I loved playing games and sports growing up. Throughout all school years, I played all the sports and competitive games I can get into – table tennis, basketball, badminton, football, netball, athletics, running, climbing.
With every game, it was usually clear how to get better, and what winning looks like. You see who are the winners, how they win. You know the rules, and what you can do within that frame.
But this being entrepreneur is a game that’s so wide in scope, context and possibilities that it’s practically ruleless, permissionless.
The entrepreneur’s path is pathless.
You can win by focusing on a one product.
You can win by placing multiple small bets.
You can win by taking VC funding.
You can win by going bootstrapped.
You can win by going solo.
You can win by having a huge team.
You can win by shipping bytes.
You can win by shipping real atoms.
You can win by hitting $1k MRR.
You can win by hitting $1B valuation.
You can win by offering free plans.
You can win by going all premium.
You can win by open source.
You can win by closed source.
You can win by building a great product.
You can win by building a mediocre product.

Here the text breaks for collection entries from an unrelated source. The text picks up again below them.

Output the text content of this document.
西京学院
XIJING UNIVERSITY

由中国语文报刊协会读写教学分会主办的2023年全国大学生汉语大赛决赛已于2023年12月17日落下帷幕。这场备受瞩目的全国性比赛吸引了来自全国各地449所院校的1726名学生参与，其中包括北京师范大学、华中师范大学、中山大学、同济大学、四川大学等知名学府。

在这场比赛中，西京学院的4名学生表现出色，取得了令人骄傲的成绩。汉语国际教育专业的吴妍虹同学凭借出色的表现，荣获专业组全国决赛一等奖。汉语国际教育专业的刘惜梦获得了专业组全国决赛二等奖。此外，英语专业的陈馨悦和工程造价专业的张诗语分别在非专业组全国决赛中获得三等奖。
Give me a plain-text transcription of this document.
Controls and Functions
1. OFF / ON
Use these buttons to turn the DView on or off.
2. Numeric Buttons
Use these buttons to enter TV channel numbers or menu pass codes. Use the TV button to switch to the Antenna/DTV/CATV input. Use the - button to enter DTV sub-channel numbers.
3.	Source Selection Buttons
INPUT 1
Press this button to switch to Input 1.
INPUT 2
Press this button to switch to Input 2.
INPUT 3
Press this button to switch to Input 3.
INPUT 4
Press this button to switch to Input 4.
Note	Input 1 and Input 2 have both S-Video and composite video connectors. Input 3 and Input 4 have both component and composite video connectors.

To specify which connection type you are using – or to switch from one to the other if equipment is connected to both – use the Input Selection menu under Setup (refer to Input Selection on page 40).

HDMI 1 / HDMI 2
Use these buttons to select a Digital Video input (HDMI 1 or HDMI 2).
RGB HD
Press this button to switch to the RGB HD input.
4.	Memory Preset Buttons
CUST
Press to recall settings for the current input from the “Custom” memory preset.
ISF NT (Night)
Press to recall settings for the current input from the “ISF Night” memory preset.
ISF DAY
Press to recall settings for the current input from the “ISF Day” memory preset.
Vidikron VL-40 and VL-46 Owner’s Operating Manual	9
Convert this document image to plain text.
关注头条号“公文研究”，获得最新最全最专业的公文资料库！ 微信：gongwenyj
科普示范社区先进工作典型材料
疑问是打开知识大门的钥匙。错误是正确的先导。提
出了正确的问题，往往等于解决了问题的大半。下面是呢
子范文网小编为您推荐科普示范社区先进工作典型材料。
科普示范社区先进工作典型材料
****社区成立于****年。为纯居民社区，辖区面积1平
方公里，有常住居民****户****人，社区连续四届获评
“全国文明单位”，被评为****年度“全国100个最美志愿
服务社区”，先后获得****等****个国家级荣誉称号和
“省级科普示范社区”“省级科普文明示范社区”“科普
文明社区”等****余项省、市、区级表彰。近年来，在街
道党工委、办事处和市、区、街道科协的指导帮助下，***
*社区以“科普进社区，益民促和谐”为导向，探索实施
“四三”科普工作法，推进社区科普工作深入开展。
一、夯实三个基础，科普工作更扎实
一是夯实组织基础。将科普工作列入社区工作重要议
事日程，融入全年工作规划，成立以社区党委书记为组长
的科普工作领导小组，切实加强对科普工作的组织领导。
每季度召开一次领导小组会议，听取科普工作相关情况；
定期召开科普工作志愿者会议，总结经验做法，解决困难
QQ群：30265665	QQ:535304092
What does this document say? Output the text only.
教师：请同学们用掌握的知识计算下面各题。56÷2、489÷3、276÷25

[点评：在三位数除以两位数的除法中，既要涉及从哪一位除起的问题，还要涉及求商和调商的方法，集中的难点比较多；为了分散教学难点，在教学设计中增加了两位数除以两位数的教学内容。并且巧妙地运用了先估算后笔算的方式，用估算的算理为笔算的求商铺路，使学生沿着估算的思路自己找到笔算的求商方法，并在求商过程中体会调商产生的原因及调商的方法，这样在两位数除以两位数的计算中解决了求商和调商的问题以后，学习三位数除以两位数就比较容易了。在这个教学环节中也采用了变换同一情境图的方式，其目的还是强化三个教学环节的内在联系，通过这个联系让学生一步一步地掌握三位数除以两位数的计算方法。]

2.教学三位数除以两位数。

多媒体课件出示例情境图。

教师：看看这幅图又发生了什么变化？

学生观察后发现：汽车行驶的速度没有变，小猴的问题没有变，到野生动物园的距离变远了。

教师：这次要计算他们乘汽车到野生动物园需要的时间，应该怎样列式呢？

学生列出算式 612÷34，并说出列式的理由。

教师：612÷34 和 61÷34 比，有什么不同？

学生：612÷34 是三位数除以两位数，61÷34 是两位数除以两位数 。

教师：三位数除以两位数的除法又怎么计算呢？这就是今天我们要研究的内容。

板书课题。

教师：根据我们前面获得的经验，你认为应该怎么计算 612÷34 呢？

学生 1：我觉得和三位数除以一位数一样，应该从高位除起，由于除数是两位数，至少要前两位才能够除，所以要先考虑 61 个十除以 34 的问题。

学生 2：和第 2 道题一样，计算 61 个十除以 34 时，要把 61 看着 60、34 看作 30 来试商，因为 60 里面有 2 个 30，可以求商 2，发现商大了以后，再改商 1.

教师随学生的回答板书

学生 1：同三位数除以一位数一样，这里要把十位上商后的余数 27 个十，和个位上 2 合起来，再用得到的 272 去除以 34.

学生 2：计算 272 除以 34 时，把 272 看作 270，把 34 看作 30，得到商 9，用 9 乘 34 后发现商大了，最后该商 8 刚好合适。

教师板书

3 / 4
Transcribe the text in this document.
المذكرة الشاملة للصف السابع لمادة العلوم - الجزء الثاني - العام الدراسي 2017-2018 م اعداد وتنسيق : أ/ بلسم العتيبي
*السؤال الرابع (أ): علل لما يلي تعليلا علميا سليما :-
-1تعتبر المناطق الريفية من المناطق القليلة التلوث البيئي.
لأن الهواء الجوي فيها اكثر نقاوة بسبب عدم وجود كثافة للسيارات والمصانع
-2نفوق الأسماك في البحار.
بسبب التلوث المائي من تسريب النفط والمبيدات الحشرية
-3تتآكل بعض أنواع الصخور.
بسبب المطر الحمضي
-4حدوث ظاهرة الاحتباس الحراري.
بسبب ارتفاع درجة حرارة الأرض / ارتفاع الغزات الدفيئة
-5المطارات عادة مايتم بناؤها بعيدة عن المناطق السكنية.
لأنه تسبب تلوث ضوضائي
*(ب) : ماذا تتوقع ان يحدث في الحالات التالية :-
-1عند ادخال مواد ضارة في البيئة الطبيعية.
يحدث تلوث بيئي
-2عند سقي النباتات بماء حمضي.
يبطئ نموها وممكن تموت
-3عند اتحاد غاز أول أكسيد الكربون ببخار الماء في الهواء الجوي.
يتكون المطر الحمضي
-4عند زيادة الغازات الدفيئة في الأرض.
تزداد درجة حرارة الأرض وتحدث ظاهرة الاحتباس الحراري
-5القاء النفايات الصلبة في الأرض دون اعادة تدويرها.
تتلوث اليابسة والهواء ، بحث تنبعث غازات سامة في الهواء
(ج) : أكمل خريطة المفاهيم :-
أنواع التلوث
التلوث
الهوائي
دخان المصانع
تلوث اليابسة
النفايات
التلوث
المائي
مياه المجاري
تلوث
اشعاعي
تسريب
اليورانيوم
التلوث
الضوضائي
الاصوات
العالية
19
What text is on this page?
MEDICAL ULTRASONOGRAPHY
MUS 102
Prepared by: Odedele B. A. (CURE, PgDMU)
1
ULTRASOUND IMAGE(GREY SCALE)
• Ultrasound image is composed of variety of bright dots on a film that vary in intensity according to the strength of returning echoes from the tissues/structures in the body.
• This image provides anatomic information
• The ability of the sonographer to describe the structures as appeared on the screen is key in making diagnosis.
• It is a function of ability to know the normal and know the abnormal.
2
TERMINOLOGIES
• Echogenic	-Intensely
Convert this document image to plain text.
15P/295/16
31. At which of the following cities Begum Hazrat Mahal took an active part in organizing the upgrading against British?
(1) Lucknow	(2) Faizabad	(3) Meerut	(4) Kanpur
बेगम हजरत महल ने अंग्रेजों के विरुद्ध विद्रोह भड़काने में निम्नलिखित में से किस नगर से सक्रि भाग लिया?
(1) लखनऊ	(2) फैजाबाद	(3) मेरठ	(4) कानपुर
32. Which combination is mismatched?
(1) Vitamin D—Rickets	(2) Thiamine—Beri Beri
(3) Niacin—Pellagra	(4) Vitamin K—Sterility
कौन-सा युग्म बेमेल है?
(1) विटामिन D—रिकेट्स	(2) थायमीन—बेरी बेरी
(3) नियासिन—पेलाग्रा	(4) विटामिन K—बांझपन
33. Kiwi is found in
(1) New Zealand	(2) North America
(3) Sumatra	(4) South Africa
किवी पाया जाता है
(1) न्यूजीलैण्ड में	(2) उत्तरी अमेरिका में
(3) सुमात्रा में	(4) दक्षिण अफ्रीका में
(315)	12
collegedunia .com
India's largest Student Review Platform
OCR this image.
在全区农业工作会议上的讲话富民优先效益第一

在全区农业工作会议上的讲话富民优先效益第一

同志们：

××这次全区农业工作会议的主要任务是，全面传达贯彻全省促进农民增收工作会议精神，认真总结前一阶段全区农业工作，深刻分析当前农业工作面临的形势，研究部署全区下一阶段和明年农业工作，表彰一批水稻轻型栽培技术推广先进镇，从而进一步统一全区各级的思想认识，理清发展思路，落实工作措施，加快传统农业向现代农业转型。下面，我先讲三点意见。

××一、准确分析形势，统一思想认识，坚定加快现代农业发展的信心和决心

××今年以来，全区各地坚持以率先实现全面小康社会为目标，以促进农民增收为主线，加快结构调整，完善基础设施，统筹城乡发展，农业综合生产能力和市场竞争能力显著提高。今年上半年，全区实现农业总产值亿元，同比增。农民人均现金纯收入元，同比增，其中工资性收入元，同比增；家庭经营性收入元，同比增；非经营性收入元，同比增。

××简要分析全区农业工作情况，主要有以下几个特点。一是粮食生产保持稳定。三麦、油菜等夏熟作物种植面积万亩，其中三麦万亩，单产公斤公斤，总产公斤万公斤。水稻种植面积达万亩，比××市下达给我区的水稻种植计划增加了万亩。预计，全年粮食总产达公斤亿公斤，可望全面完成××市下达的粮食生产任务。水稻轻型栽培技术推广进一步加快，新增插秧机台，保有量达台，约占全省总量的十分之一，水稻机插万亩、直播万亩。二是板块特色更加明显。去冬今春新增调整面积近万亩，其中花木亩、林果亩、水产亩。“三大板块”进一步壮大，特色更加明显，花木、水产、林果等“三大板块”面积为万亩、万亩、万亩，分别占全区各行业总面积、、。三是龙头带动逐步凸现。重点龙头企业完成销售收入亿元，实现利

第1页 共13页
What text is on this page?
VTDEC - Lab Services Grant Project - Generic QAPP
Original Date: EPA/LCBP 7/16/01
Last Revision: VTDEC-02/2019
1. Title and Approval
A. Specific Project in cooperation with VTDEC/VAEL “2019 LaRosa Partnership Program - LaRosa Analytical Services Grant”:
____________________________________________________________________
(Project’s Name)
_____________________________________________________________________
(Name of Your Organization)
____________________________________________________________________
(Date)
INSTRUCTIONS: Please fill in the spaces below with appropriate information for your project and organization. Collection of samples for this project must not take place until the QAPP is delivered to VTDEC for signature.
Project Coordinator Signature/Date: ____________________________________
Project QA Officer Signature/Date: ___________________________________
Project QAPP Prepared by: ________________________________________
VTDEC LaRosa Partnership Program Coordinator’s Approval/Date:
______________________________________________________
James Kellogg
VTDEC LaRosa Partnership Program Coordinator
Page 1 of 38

You can win by being in a small, niche market.
You can win by being in a large, saturated market.
You can win by being novel and unique.
You can win by being common and ubiquitous.
You can win by zero paid marketing.
You can win by only ads.
You can win by consistency.
You can win by intensity.
You can win by being smart.
You can win by being dumb.
You can win.
Any which way.
As long as it’s your own.
There’s no rules.
And there are no real arbiters, only false gatekeepers.
The entrepreneur’s path is pathless.
And one of the big reasons I’m taking a while to “win”, is I’m still figuring out what winning means to me, and how I want to get there.
Because if it’s pathless, then any path is possible to win. If it’s possible to win any which way, then you got to win by your own way. If you know your own path.
I don’t quite yet. I know the destination I want to reach – that’s $at least $10k/m, solo, location independent and a blank calendar. But how is the question. The devil’s always in the execution, the approach, the path.
I’m still figuring out my own path.
I don’t know how long it will take, but I will keep trying.
Definitely agree. Many paths. Some are "easier" than others (but that's relative). Some are more enjoyable (also relative). Grateful there's not just one way.